= Joseph McKenzie =

Scottish photographer

Joseph McKenzie (19 March 1929 – 5 July 2015) was a British photographer known as the "father of modern Scottish photography". He is known for his black and white images of post-war Scottish lives amid urban decay and redevelopment.

McKenzie was born in London in 1929. During the Second World War and afterwards until 1952, McKenzie served as a photographer in the Royal Air Force. Then from 1952 until 1954, he studied photography at the London College of Printing. He initially taught photography at Saint Martin's School of Art, and was later appointed as lecturer in photography at Duncan of Jordanstone College of Art and Design in Dundee where he worked until his retirement in 1986. His students nicknamed him the 'one shot wonder.' for his ability to capture the desired shot only using one frame. Joseph developed and printed all his own work.
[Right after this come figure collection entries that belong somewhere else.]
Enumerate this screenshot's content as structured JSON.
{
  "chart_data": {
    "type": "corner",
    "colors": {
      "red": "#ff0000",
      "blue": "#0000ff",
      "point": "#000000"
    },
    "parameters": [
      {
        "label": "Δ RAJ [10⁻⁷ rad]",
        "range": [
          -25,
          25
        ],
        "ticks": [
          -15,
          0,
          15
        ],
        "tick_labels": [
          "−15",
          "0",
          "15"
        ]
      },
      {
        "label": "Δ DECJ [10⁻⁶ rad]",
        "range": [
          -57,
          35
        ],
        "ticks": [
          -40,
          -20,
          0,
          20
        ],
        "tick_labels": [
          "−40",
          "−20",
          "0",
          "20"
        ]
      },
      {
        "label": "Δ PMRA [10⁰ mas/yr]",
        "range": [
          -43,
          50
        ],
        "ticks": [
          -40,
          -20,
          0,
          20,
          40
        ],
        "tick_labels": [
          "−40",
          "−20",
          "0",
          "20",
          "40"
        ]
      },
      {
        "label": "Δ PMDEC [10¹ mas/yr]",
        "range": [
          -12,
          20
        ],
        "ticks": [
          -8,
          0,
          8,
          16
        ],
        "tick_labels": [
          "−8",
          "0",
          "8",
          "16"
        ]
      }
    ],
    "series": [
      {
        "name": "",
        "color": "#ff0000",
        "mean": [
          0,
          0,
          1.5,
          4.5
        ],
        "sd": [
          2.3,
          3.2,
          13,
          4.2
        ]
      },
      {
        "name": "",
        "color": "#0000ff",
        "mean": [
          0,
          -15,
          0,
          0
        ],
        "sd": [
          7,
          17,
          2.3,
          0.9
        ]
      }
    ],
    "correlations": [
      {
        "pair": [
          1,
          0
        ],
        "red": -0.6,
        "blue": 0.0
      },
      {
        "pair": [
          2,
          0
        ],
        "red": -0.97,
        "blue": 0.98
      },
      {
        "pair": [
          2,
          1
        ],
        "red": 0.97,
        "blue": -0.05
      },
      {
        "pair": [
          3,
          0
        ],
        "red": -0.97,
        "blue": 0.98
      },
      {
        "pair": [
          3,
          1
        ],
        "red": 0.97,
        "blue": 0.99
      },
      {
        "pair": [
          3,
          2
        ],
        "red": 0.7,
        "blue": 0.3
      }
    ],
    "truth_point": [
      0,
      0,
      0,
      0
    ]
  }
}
He was very influential in developing documentary photography as an art in Scotland, and notably helping establish the careers of Calum Colvin and Albert Watson.

During the 1960s McKenzie's photography was exhibited widely throughout Scotland, with notably Glasgow Gorbals Children (1965), Dundee - A City in Transition (1966), Dunfermline and its People, Down among the Dead Men, Gorbals Revisited, and Caledonian Images (Scottish Arts Council, 1969). In 1970 his exhibition Hibernian Images created controversy in its depictions of the embattled lives of young people in Northern Ireland. Amid attempts to censor his work he then largely withdrew from public exhibitions.

A retrospective of his work was held at the Third Eye Centre in August 1987, and published in Pages of Experience; photographs 1947-1987. Another collection, Gorbals children: A Study in Photographs was published in 1990. In 1997 an exhibition, Witness to Mortality: Photographs by Joseph McKenzie was held at the Gallery of Modern Art, Glasgow.